LLMs systematically underuse information positioned in the middle of long contexts.
Lost-in-the-Middle is a documented failure mode in large language models where performance degrades when relevant information is located in the middle of a long input sequence, as opposed to near the beginning or end. Empirical studies have shown that models consistently perform better on retrieval and reasoning tasks when the key information appears at the edges of the context window, suggesting that attention mechanisms do not distribute focus uniformly across long inputs. The phenomenon was formally characterized in a 2023 paper by Liu et al., which systematically tested models across varying context lengths and key-information positions, finding a pronounced U-shaped performance curve.

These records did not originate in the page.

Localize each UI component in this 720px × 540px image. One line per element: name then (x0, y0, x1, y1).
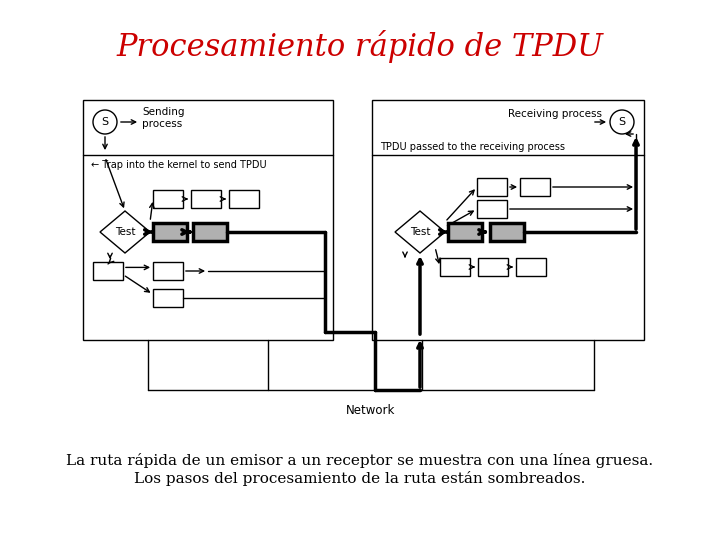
Polygon shape (100, 211, 150, 253)
Text: Receiving process: Receiving process (508, 109, 602, 119)
Text: ← Trap into the kernel to send TPDU: ← Trap into the kernel to send TPDU (91, 160, 266, 170)
Bar (520, 178, 550, 196)
Bar (440, 258, 470, 276)
Bar (516, 258, 546, 276)
Text: S: S (102, 117, 109, 127)
Bar (478, 258, 508, 276)
Bar (229, 190, 259, 208)
Circle shape (610, 110, 634, 134)
Text: Sending
process: Sending process (142, 107, 184, 129)
Text: Procesamiento rápido de TPDU: Procesamiento rápido de TPDU (117, 30, 603, 63)
Text: La ruta rápida de un emisor a un receptor se muestra con una línea gruesa.: La ruta rápida de un emisor a un recepto… (66, 453, 654, 468)
Text: Los pasos del procesamiento de la ruta están sombreados.: Los pasos del procesamiento de la ruta e… (135, 470, 585, 485)
Text: TPDU passed to the receiving process: TPDU passed to the receiving process (380, 142, 565, 152)
Bar (153, 289, 183, 307)
Bar (490, 223, 524, 241)
Text: Test: Test (114, 227, 135, 237)
Text: Test: Test (410, 227, 431, 237)
Bar (153, 262, 183, 280)
Bar (372, 100, 644, 340)
Circle shape (93, 110, 117, 134)
Polygon shape (395, 211, 445, 253)
Bar (448, 223, 482, 241)
Text: Network: Network (346, 404, 396, 417)
Bar (93, 262, 123, 280)
Bar (153, 190, 183, 208)
Bar (191, 190, 221, 208)
Bar (193, 223, 227, 241)
Bar (477, 178, 507, 196)
Bar (83, 100, 333, 340)
Bar (153, 223, 187, 241)
Text: S: S (618, 117, 626, 127)
Bar (477, 200, 507, 218)
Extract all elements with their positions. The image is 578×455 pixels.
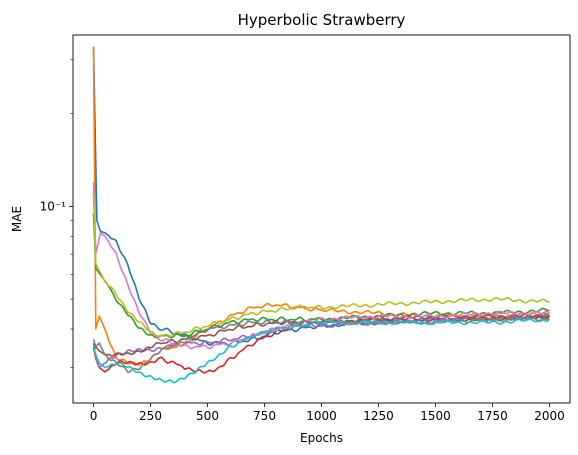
series-line-9 <box>92 193 550 338</box>
series-line-3 <box>92 213 550 339</box>
series-line-8 <box>92 316 550 373</box>
x-tick-label: 1000 <box>306 409 337 423</box>
plot-area: 0 250 500 750 1000 1250 1500 1750 2000 10⁻¹ <box>40 34 571 423</box>
y-axis: 10⁻¹ <box>40 59 73 368</box>
x-tick-label: 0 <box>90 409 98 423</box>
series-line-10 <box>92 317 551 384</box>
x-tick-label: 500 <box>196 409 219 423</box>
x-axis: 0 250 500 750 1000 1250 1500 1750 2000 <box>90 403 565 423</box>
x-axis-label: Epochs <box>300 431 343 445</box>
x-tick-label: 1500 <box>420 409 451 423</box>
series-layer <box>92 46 551 384</box>
y-axis-label: MAE <box>10 206 24 232</box>
x-tick-label: 750 <box>253 409 276 423</box>
series-line-7 <box>92 181 551 350</box>
plot-background <box>73 35 570 403</box>
plot-frame <box>72 34 571 404</box>
x-tick-label: 1750 <box>477 409 508 423</box>
y-tick-label: 10⁻¹ <box>40 199 67 213</box>
chart-title: Hyperbolic Strawberry <box>238 11 406 29</box>
x-tick-label: 1250 <box>363 409 394 423</box>
series-line-2 <box>92 46 550 366</box>
x-tick-label: 250 <box>139 409 162 423</box>
x-tick-label: 2000 <box>534 409 565 423</box>
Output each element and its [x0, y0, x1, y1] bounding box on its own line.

The root cause lies in how transformer attention operates over long sequences. While transformers theoretically attend to all positions, in practice the attention weights learned during training tend to favor recency and primacy — patterns reinforced by the structure of training data and the way positional encodings interact with attention scores. As context length grows, the signal from middle tokens becomes increasingly diluted relative to tokens at the boundaries, making it harder for the model to surface and integrate that information during generation.
This limitation has significant practical consequences for applications that depend on processing long documents, such as multi-document question answering, legal and scientific document analysis, retrieval-augmented generation, and long-form summarization. When a system retrieves multiple passages and concatenates them as context, the ordering of those passages can dramatically affect answer quality — a subtle but critical engineering consideration that is easy to overlook.
Addressing Lost-in-the-Middle has become an active area of research. Proposed mitigations include reranking retrieved passages to place the most relevant content at context boundaries, training models with explicit objectives that reward attending to middle positions, and architectural modifications such as sliding-window attention or memory-augmented transformers. As context windows continue to expand — reaching hundreds of thousands of tokens in some models — ensuring uniform and reliable utilization of the full context remains an open and important challenge.